Paulo diz, já bem idoso à seu filho na fé, Timóteo, que ele havia 'combatido o bom combate, completado a carreira e guardado a fé' .                     (  2 Timóteo 3.7  ). 
       Três expressões descritivas da vida daqueles que perceberam-se amados por Deus e aceitos no Evangelho de Jesus, por ele salvos da sua vazia maneira de viver. Eles conhecem o amor na pratica da solidariedade e da doação. 

         Eles amam o povo que Deus ama e gastam suas vidas, forças, saúde e bens na disposição voluntária de tornar Cristo conhecido de homens e mulheres que neste mundo estão cheios de feridas, dependências nocivas, vaidade tola e sem rumo e razão de existir. 

           Amar, contudo, como bem exemplificou o Mestre, é algo que dói, que nos traz uma certa medida de dor e de perda. Paulo disse na sua carta aos Corintios, que 'o amor tudo sofre'. E que o amor 'é sofredor e benigno'. Nem sempre ele traz alguma recompensa nesta vida; por amor muita gente se desiludiu, se frustrou ao receber como resposta uma agressão, um descaso, uma indiferença.

        Paulo conhecia bem de perto essas coisas.
Tanto que ele expressa no final da sua jornada várias experiencias que o marcaram: 'Demas, amando o presente século, me abandonou. Alexandre, o ferreiro, causou-me muitos males. Na minha primeira defesa ninguem apareceu para apoiar-me, todos me abandonaram'.            ( 2 Timóteo 4.10-16 ).

      Um currículo, convenhamos, nada fácil para alguém que se doou a vida toda pela causa de Cristo.
    Mas, apesar de tudo, ele diz: 'eu guardei a fé'.
    Ele usa esta palavra não para tratar da crença num conjunto de verdades teológicas fundamentadas na Escritura. 

      Ele o faz para se referir à sua amizade e convívio com Deus. O que sobrou de tudo o que ele viveu foi esta amizade, este amor nunca destruído, jamais afetado, nem arranhado pelas dificuldades da caminhada ou pela maldade dos homens.

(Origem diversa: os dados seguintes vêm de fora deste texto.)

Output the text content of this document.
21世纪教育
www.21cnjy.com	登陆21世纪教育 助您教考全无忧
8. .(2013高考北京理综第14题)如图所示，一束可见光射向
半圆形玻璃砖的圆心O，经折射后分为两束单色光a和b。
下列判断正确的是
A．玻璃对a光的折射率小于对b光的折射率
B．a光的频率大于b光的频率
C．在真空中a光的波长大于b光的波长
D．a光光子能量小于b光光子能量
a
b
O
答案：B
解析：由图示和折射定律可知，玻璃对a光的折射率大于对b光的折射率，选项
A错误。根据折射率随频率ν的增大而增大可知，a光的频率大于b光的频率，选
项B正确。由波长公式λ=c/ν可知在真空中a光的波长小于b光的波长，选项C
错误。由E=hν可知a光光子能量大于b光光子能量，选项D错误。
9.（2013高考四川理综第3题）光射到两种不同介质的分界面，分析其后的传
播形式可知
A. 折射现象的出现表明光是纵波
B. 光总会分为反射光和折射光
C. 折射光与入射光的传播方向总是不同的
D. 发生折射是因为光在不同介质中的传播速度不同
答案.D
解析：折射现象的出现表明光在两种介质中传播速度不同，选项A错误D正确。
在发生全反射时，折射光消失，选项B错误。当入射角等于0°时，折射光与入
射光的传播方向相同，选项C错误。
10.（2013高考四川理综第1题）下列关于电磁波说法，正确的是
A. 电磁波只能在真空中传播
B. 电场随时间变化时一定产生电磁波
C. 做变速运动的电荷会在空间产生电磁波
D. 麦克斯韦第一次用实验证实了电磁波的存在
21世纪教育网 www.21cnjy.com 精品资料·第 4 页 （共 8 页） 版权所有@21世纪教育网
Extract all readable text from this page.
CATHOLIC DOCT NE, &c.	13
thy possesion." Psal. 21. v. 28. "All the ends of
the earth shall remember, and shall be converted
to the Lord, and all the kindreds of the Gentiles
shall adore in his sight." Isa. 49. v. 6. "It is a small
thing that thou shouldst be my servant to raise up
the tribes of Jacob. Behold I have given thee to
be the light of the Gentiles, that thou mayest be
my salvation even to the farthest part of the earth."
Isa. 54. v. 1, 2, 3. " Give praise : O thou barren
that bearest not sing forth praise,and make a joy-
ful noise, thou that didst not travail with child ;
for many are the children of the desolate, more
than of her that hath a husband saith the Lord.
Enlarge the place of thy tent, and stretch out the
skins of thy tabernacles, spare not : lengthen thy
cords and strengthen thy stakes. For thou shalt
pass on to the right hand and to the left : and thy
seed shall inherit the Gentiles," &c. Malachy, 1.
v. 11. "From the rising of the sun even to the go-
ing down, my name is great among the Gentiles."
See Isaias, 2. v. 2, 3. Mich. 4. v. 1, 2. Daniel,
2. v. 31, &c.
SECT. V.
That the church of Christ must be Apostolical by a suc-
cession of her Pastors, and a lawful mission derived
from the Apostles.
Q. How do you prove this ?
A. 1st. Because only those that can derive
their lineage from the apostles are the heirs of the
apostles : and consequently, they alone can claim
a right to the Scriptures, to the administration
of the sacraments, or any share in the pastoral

        Guardar a fé é incomparavelmente mais importante do que completar a carreira e combater o bom combate. Porque não somos vocacionados para heróis a recebermos uma medalha de mérito. 

        Nosso chamado é para nos tornamos amigos de Deus. Ele mesmo nos garante que 'nada poderá nos separar do seu amor' .( Romanos 8.39).Nem mesmo as feridas recebidas de gente que jamais poderia faze-las, nem de lugares onde jamais poderiam surgir.

      Desejo que acima de tudo, na medida em que for envelhecendo, você guarde o principal. A amizade com Deus e a confiança nele é a melhor terapia para qualquer decepção, desencanto ou coisa parecida. Mantenha sua fé nele, custe o que custar.